Monday, July 4, 2016

Workaholism and psychiatric symptoms, a study

There are workaholic people, as you know. Some of them are very fond of working. Some say that they feel as if they enjoy leisure during work. On the other hand, some have too much thought of responsibility. They cannot reduce working time even if they are exhausted. As a result, not a few people break their health. In Japan, “Karoshi” (death due to excessive working) sometimes occurs. This fact estimates the higher likelihood of workaholic people in Japan.

So far, the relationship between workaholism and mental disorders has not been examined in detail. Recently, a cross-sectional study with a large sample size was published. In this study, a total of 16,426 working people participated in this survey. Approximately four-fifths were full-time workers. Most of the participants were employed either in public or private sector, and the majority of them were not in an administering position.

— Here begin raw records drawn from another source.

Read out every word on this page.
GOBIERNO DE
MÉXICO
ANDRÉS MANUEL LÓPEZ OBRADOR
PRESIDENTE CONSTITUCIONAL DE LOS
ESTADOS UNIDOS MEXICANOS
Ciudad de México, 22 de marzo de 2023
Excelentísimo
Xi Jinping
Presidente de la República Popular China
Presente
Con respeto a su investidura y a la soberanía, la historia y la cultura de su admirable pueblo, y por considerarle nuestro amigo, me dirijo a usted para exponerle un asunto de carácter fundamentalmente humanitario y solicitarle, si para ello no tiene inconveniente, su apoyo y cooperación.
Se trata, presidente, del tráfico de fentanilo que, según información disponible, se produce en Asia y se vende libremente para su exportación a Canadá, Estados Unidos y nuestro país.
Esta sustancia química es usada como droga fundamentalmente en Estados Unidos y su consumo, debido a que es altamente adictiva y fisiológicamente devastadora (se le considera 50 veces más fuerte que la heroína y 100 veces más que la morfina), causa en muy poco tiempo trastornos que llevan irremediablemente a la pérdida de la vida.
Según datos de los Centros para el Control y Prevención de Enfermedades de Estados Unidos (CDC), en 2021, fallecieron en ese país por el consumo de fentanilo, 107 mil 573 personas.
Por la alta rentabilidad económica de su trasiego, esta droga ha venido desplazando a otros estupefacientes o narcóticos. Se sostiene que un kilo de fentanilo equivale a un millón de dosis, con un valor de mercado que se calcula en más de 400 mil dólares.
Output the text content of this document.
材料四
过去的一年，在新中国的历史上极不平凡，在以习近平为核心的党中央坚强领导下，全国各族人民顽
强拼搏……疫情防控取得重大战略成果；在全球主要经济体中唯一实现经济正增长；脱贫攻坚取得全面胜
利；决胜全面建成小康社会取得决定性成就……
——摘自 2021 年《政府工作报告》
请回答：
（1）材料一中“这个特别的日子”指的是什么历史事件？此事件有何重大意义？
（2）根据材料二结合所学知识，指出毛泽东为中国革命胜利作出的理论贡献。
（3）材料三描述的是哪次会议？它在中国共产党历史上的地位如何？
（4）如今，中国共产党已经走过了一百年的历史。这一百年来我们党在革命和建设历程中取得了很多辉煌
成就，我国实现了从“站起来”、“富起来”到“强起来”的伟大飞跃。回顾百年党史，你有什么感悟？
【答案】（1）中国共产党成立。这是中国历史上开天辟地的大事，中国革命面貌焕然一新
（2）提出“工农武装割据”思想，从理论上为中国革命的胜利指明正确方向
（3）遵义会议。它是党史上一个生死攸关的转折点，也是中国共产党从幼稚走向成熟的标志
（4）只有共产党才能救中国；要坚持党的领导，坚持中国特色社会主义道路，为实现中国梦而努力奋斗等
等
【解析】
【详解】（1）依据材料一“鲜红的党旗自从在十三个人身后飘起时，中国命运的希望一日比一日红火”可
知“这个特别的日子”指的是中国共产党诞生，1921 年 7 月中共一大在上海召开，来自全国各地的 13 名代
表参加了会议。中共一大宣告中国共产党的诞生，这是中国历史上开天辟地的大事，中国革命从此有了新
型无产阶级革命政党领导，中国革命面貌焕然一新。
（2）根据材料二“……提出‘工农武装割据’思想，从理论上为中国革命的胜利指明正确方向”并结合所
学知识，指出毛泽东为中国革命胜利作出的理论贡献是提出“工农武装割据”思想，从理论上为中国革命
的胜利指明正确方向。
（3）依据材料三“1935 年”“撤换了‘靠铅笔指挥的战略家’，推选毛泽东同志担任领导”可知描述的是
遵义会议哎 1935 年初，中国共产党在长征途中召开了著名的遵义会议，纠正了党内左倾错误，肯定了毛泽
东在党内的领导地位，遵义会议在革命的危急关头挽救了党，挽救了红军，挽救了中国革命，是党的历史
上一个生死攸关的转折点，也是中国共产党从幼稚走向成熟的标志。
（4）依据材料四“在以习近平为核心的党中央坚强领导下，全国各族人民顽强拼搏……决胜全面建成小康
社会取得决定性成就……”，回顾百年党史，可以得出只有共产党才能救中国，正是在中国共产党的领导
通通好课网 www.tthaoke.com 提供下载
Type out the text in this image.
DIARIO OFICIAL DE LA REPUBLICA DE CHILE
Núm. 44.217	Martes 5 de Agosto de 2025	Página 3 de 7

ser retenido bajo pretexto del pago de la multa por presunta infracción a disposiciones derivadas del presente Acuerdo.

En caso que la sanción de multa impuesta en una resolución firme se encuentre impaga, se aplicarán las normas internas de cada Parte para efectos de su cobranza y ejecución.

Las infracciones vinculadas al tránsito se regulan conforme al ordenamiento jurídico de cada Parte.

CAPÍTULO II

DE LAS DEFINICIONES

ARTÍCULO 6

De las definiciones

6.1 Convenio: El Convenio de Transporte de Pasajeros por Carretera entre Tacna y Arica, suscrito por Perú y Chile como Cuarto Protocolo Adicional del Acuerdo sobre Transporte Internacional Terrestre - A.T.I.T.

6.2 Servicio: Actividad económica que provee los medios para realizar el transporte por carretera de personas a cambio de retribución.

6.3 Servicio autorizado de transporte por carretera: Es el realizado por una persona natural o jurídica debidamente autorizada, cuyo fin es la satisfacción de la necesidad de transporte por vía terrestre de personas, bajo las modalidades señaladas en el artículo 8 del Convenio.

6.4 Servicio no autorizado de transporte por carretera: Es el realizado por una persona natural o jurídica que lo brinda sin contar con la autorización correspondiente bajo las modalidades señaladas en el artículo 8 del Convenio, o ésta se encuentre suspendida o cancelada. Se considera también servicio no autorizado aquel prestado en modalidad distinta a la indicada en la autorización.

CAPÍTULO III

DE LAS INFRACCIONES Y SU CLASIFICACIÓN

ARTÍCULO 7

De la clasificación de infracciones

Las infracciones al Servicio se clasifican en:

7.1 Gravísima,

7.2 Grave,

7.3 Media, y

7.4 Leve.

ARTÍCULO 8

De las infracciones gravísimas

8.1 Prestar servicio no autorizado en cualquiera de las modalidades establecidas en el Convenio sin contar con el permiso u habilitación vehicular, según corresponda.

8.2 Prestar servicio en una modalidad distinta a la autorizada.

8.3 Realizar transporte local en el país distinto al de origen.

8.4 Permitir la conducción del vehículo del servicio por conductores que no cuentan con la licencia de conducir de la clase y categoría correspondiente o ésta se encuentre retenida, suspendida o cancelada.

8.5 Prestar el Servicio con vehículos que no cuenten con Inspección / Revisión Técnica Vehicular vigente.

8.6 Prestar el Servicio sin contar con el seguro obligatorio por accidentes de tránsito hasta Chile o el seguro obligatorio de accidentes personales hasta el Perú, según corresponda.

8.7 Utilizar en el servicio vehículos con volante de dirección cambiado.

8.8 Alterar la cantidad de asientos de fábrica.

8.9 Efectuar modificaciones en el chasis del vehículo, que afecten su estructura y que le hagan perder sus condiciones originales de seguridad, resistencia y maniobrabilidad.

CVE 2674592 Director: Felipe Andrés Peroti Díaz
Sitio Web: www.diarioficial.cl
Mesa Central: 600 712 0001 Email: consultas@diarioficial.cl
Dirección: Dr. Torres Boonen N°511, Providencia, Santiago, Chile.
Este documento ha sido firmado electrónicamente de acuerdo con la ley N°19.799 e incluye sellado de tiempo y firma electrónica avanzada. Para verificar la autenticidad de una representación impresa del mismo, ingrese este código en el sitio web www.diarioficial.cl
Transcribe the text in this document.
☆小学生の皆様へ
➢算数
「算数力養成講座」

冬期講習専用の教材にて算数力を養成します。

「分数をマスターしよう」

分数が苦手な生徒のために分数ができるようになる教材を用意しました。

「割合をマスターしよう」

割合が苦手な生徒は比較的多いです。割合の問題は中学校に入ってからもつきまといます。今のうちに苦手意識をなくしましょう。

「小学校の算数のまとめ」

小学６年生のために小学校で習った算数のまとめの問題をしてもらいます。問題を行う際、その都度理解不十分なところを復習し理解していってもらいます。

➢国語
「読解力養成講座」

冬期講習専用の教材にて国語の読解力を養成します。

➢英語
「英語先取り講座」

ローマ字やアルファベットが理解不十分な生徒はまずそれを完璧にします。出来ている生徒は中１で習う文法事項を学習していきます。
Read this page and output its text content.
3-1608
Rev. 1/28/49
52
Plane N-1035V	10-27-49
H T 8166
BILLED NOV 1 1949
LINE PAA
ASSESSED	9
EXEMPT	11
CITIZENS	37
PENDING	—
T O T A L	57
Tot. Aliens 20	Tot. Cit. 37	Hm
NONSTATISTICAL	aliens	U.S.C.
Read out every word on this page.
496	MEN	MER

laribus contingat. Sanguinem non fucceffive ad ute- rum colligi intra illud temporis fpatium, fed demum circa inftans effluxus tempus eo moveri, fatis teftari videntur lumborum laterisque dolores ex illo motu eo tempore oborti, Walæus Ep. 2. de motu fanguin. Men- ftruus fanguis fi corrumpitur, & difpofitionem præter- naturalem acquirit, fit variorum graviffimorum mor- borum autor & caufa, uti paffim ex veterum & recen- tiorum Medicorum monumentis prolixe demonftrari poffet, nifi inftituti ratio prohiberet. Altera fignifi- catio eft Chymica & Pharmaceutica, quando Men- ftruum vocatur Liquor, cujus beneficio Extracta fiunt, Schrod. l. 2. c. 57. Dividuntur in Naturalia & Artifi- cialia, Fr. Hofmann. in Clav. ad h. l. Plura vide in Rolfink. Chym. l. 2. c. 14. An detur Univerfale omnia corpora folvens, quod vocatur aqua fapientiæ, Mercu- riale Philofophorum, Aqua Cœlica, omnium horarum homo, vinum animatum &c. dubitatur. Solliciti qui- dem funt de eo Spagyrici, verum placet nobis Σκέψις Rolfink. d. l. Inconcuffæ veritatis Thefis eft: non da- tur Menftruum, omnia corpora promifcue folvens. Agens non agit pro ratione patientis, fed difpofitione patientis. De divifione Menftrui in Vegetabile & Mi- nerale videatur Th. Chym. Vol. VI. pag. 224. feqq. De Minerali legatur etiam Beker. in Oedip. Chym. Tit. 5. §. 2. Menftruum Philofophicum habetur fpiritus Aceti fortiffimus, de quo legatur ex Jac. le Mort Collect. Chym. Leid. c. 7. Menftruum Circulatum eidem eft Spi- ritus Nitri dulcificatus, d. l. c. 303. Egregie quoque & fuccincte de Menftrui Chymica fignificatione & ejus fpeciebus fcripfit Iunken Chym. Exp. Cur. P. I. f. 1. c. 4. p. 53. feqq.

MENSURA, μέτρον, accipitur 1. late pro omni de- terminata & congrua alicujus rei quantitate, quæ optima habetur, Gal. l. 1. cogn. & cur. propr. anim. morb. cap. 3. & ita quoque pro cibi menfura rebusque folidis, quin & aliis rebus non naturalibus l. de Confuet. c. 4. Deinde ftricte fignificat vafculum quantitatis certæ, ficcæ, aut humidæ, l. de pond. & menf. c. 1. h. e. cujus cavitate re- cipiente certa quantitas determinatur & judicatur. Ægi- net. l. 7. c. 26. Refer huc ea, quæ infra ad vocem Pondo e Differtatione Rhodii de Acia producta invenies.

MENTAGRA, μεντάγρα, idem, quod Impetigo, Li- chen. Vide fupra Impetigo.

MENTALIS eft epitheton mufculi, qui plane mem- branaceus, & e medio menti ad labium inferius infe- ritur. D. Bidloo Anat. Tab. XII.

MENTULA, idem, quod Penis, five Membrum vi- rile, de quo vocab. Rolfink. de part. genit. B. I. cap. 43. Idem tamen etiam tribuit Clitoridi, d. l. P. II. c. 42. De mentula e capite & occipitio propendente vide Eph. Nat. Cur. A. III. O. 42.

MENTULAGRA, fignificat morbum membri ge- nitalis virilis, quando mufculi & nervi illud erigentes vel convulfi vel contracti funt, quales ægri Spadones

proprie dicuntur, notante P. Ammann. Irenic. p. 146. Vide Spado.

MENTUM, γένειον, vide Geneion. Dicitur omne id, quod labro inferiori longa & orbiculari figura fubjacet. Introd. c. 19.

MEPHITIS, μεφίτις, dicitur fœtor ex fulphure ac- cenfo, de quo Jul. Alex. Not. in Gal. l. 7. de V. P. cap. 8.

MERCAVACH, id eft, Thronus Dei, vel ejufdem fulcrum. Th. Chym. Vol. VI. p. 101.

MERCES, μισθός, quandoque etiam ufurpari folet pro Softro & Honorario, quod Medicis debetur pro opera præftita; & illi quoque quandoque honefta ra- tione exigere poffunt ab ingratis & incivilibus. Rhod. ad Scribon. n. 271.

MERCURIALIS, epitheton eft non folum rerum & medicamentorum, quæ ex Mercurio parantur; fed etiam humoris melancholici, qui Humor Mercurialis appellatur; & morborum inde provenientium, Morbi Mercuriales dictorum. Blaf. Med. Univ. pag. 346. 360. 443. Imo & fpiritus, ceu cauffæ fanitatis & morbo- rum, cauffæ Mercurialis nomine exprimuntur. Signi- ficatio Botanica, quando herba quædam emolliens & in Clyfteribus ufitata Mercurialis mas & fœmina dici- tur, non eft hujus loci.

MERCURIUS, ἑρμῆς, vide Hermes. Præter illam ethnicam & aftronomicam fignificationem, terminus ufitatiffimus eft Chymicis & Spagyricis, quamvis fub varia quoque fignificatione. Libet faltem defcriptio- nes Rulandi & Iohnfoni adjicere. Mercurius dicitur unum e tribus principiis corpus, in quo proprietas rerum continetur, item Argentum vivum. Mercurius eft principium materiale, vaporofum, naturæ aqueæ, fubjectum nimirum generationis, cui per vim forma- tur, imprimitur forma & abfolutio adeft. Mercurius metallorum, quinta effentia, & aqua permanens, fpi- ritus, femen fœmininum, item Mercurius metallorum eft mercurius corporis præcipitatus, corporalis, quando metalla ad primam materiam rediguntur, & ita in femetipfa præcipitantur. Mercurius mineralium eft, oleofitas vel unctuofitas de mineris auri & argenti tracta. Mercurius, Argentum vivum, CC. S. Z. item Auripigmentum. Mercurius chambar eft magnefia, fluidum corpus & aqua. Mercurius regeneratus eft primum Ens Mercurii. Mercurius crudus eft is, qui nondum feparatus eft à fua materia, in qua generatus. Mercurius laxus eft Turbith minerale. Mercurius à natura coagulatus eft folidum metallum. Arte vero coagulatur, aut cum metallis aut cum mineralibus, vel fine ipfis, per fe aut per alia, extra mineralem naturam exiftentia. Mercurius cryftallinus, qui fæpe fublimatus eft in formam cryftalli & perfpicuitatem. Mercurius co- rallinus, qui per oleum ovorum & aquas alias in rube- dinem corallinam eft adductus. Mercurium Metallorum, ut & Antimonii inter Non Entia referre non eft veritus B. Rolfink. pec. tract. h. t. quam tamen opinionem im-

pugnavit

PlosOne: The Relationships between Workaholism and Symptoms of Psychiatric Disorders: A Large-Scale Cross-Sectional Study

This study proved that some relationships between psychiatric symptoms measured with self -rating scales and workaholic tendency. In this study, anxiety, depression, obsessive-compulsiveness, and ADHD tendency were examined, and all of them were suggested to be associated with workaholism. Each of symptoms contributed significantly to the variance in workaholism, even after controlling for socio- demographic factors.

It is likely to be estimated high prevalence rate of workaholism in people with some psychiatric illness. It has been indicated that people with ADHD are often indulged in some particular works. Obsessive people are also likely to stick to work. The present result is consistent with these previous findings.

On the other hand, there are some questions to be examined before reaching a conclusion. In the present study, all of the symptoms examined were found to be correlated to workaholics. The sample population can be biased to the cluster in which many pathological working people were included. As a cross-sectional study, the results have no imprecation about a causal relationship. Thus, it is possible workaholic people tend to be mentally ill, and it is quite predictable. In the adoption of self-rating scale, symptoms can be exaggerated in some occasions.

I wonder that there is a relationship between workaholism and bipolarity, or hypomanic symptoms. In this study, the hypomanic tendency was not examined. It may be due the difficulty of measuring hypomanic symptoms. There is no self-rating scale of hypomania available with certain validity. People at hypomanic state seldom feel as so. I sense the considerable amount of people engaging in the tough working state are at hypomanic state, and they are at risk of bipolar depression. It is valuable if we predict their preclinical stage to prevent the onset of bipolar disorder.